Außerdem sind die gesetzlichen Vertreter verantwortlich für die Aufstellung des Lageberichts, der insgesamt ein zutreffendes Bild von der Lage der Gesellschaft vermittelt sowie in allen wesentlichen Belangen mit dem Jahresabschluss in Einklang steht, den deutschen gesetzlichen Vorschriften entspricht und die Chancen und Risiken der zukünftigen Entwicklung zutreffend darstellt. Ferner sind die gesetzlichen Vertreter verantwortlich für die Vorkehrungen und Maßnahmen (Systeme), die sie als notwendig erachtet haben, um die Aufstellung eines Lageberichts in Übereinstimmung mit den anzuwendenden deutschen gesetzlichen Vorschriften zu ermöglichen, und um ausreichende geeignete Nachweise für die Aussagen im Lagebericht erbringen zu können.

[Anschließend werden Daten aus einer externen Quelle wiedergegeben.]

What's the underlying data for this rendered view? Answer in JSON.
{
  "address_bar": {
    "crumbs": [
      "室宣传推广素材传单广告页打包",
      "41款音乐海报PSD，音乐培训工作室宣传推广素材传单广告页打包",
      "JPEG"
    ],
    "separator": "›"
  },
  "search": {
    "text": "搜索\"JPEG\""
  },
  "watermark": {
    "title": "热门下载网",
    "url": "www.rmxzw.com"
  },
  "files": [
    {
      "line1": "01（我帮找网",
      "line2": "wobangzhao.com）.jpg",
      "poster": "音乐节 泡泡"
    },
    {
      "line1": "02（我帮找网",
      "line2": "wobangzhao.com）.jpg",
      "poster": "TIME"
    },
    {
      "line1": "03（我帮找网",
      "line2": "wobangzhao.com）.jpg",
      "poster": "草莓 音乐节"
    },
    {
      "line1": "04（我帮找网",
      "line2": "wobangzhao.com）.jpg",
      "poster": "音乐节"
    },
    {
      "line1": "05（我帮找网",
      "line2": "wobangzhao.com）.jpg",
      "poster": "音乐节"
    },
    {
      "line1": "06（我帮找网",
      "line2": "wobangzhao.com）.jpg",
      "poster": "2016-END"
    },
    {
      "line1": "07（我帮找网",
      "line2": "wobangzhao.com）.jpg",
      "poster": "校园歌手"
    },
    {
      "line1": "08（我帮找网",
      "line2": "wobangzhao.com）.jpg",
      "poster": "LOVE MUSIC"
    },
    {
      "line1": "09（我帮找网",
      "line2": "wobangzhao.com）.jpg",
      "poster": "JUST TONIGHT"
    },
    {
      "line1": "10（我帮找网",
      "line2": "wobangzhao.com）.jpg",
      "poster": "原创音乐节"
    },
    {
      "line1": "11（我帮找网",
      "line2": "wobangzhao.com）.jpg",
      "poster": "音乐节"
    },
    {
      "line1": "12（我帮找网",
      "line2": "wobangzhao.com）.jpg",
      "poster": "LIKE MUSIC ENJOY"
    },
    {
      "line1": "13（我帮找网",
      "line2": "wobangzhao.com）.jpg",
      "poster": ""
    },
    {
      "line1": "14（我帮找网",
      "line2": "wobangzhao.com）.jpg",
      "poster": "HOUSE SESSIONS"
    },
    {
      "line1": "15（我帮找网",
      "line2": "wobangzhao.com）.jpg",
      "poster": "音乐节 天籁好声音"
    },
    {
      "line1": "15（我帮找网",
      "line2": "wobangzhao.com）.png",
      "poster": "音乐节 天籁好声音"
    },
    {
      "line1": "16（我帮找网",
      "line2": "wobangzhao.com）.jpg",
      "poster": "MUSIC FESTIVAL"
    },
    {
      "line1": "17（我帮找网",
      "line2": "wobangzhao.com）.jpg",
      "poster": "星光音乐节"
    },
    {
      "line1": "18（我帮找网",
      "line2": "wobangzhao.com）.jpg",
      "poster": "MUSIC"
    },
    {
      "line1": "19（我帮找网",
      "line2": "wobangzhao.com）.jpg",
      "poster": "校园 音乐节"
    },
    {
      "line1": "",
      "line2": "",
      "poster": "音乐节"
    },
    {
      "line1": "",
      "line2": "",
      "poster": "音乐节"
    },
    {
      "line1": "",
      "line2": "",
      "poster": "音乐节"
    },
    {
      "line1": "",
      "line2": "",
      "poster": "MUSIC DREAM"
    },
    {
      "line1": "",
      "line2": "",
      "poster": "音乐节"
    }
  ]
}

Verantwortung des Abschlussprüfers für die Prüfung des Jahresabschlusses und des Lageberichts

Unsere Zielsetzung ist, hinreichende Sicherheit darüber zu erlangen, ob der Jahresabschluss als Ganzes frei von wesentlichen falschen Darstellungen aufgrund von dolosen Handlungen oder Irrtümern ist, und ob der Lagebericht insgesamt ein zutreffendes Bild von der Lage der Gesellschaft vermittelt sowie in allen wesentlichen Belangen mit dem Jahresabschluss sowie mit den bei der Prüfung gewonnenen Erkenntnissen in Einklang steht, den deutschen gesetzlichen Vorschriften entspricht und die Chancen und Risiken der zukünftigen Entwicklung zutreffend darstellt, sowie einen Bestätigungsvermerk zu erteilen, der unsere Prüfungsurteile zum Jahresabschluss und zum Lagebericht beinhaltet.

Hinreichende Sicherheit ist ein hohes Maß an Sicherheit, aber keine Garantie dafür, dass eine in Übereinstimmung mit § 317 HGB unter Beachtung der vom Institut der Wirtschaftsprüfer (IDW) festgestellten deutschen Grundsätze ordnungsmäßiger Abschlussprüfung durchgeführte Prüfung eine wesentliche falsche Darstellung stets aufdeckt. Falsche Darstellungen können aus Verstößen oder Unrichtigkeiten resultieren und werden als wesentlich angesehen, wenn vernünftigerweise erwartet werden könnte, dass sie einzeln oder insgesamt die auf der Grundlage dieses Jahresabschlusses und Lageberichts getroffenen wirtschaftlichen Entscheidungen von Adressaten beeinflussen.

Die Website des Instituts der Wirtschaftsprüfer (IDW) enthält unter https://www.idw.de/idw/verlautbarungen/bestaetigungsvermerk/1-v2-hgb-ja-non-pie/ eine weitergehende Beschreibung der Verantwortung des Abschlussprüfers für die Prüfung des Jahresabschlusses und des Lageberichts. Diese Beschreibung ist Bestandteil unseres Bestätigungsvermerks.